Cooperative wireless does the contrary. Here the co-located wireless systems are considered as a wireless entity of heterogeneous nodes rather than a collection of interfering systems. Such interference is not considered as disturbance but rather as signal, which may improve the communication of all nodes in range. This paradigm shift is comparable to the recent drastical change in the perception of multipath propagation. Once considered a major impairment that leads to signal degradation due to fading and frequency selectivity, it is now known to be the key enabler to MIMO wireless (spatial multiplexing).

While coexistence is based on a system level perspective, cooperative wireless puts forward the notion of heterogeneous wireless node. Most wireless nodes comprise typical analog and digital signal processing blocks such as frequency synthesis, down-conversion, filters, etc. In the long term we anticipate another major paradigm shift, as the systems become more dense and node separation is no longer much larger than the wavelength: the functionality of a classical wireless node may be dispersed into spatially separate subnodes, which communicate with each other through the wireless medium (including near field coupling effects). The capabilities of this community of subnodes depend on their (random) aggregation and we have to design signaling and protocols in such a way, that evolutionary growth of collective capabilities is enabled. A important application area of these scheme are Nanoscale Networks.

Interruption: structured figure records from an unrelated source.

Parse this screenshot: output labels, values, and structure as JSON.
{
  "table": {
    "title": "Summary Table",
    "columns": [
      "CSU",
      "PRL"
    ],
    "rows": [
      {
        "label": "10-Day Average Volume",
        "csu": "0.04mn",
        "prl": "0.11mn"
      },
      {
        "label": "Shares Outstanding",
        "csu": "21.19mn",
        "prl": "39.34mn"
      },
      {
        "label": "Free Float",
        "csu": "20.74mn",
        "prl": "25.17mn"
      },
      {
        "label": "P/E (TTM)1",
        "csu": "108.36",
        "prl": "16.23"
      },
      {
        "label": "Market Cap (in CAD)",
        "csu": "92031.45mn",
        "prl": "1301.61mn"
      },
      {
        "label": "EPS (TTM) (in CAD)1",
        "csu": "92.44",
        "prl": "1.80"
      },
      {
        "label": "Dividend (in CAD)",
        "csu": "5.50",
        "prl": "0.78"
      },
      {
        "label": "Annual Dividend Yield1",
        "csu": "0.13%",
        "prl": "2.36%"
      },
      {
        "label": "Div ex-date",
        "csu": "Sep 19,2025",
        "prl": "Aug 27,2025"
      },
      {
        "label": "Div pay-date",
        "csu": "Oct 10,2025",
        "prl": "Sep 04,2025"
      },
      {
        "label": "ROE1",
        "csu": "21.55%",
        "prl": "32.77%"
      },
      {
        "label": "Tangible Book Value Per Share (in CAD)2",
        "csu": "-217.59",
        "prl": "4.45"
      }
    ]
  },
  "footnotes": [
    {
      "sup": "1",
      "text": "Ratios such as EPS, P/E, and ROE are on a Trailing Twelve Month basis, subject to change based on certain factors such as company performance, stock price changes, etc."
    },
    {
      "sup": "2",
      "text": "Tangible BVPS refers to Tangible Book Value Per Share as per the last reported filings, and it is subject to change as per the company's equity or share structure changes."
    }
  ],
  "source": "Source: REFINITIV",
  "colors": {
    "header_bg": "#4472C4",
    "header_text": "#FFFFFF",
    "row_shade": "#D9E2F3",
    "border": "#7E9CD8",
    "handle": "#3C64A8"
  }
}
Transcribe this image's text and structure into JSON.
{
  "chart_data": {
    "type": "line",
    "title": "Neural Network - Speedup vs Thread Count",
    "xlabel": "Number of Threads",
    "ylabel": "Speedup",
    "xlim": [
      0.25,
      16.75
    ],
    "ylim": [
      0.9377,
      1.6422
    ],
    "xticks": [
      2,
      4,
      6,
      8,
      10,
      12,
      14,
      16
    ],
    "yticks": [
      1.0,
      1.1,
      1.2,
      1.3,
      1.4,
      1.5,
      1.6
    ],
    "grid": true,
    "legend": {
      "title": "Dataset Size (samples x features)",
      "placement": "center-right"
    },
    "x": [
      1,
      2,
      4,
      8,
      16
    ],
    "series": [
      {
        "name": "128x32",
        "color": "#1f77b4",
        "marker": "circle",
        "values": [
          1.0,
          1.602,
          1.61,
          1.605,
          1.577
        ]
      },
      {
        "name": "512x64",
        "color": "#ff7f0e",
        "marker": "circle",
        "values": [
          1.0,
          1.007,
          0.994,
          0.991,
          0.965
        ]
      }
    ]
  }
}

In a sense the paradigm shift from wireless nodes to dispersed wireless is reminiscent of the lumped element versus distributed element paradigm in circuit design. In dispersed wireless networks the cooperation paradigm is extended to the hardware and propagation level. An illustrative example could be a cloud of subnodes, which interacts nonlinearly with an impinging electromagnetic field and in this way performs processing similar to a neural network.